Everyone is incredibly dedicated to their work in our lab, and we are coming up with big ideas that are receiving grant funding. Everything trickles down, and everything works up, since the lab has a really collaborative team dynamic. Everyone is really open to helping and brainstorming. Even if you're just looking for a grammar check on an essay, people don't mind assisting. It's really great that I can turn to anyone here.
I feel like it’s the same on a JAX-wide basis, too, because we've turned to other labs and I've asked other people internally for advice when I was trying to figure out certain problems. The resources at JAX and the different cores, like the Microscopy Core, are another unique benefit of being here. Being in Acadia is a big seller for me, too.

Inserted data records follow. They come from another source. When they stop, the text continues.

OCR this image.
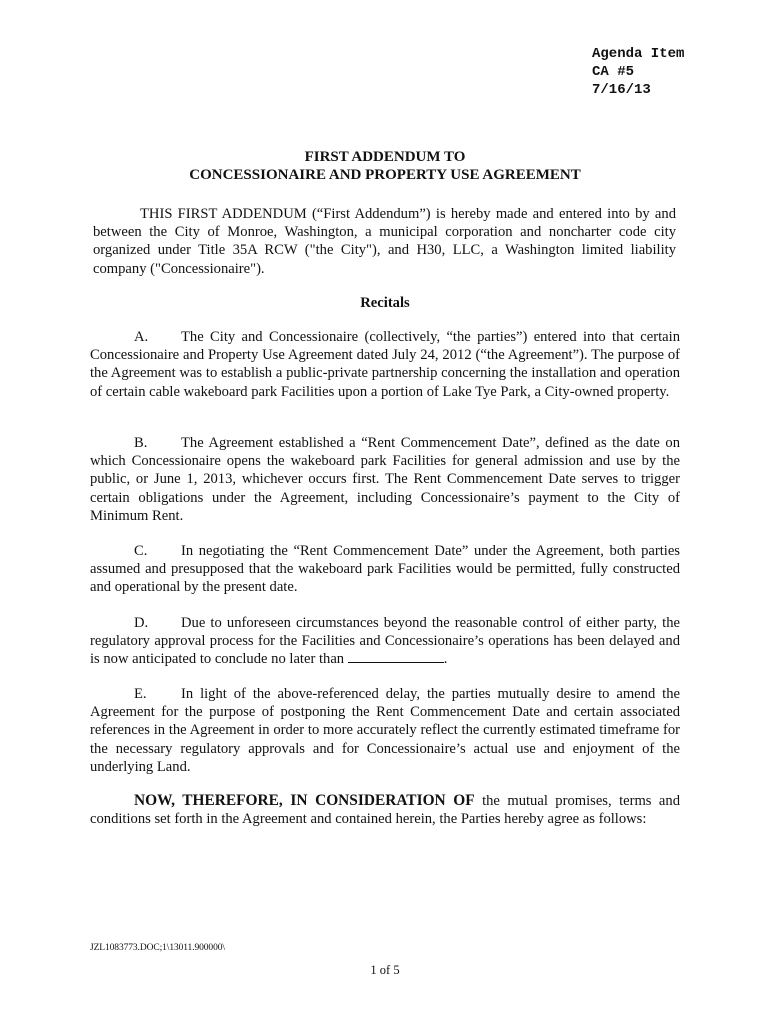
Agenda Item
CA #5
7/16/13
FIRST ADDENDUM TO
CONCESSIONAIRE AND PROPERTY USE AGREEMENT
THIS FIRST ADDENDUM (“First Addendum”) is hereby made and entered into by and between the City of Monroe, Washington, a municipal corporation and noncharter code city organized under Title 35A RCW ("the City"), and H30, LLC, a Washington limited liability company ("Concessionaire").
Recitals
A. The City and Concessionaire (collectively, “the parties”) entered into that certain Concessionaire and Property Use Agreement dated July 24, 2012 (“the Agreement”). The purpose of the Agreement was to establish a public-private partnership concerning the installation and operation of certain cable wakeboard park Facilities upon a portion of Lake Tye Park, a City-owned property.
B. The Agreement established a “Rent Commencement Date”, defined as the date on which Concessionaire opens the wakeboard park Facilities for general admission and use by the public, or June 1, 2013, whichever occurs first. The Rent Commencement Date serves to trigger certain obligations under the Agreement, including Concessionaire’s payment to the City of Minimum Rent.
C. In negotiating the “Rent Commencement Date” under the Agreement, both parties assumed and presupposed that the wakeboard park Facilities would be permitted, fully constructed and operational by the present date.
D. Due to unforeseen circumstances beyond the reasonable control of either party, the regulatory approval process for the Facilities and Concessionaire’s operations has been delayed and is now anticipated to conclude no later than	.
E. In light of the above-referenced delay, the parties mutually desire to amend the Agreement for the purpose of postponing the Rent Commencement Date and certain associated references in the Agreement in order to more accurately reflect the currently estimated timeframe for the necessary regulatory approvals and for Concessionaire’s actual use and enjoyment of the underlying Land.
NOW, THEREFORE, IN CONSIDERATION OF the mutual promises, terms and conditions set forth in the Agreement and contained herein, the Parties hereby agree as follows:
JZL1083773.DOC;1\13011.900000\
1 of 5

I'm a really active person. I love being in the [Acadia National] park. The most recent addition to my busy schedule was becoming a full team member of the Mount Desert Island Search and Rescue Team. That's my way of giving back to the park because I spend so much time in it. I think it's a great opportunity to help out and learn new skills. Team members are so well versed and know the knots of a sailor, have the nimbleness and anchor building skills of a climber, all while acting as a medic in between. It’s a volunteer-based outreach, and we work with the park system. You can be on call whenever you’re in the vicinity and it’s definitely a team effort.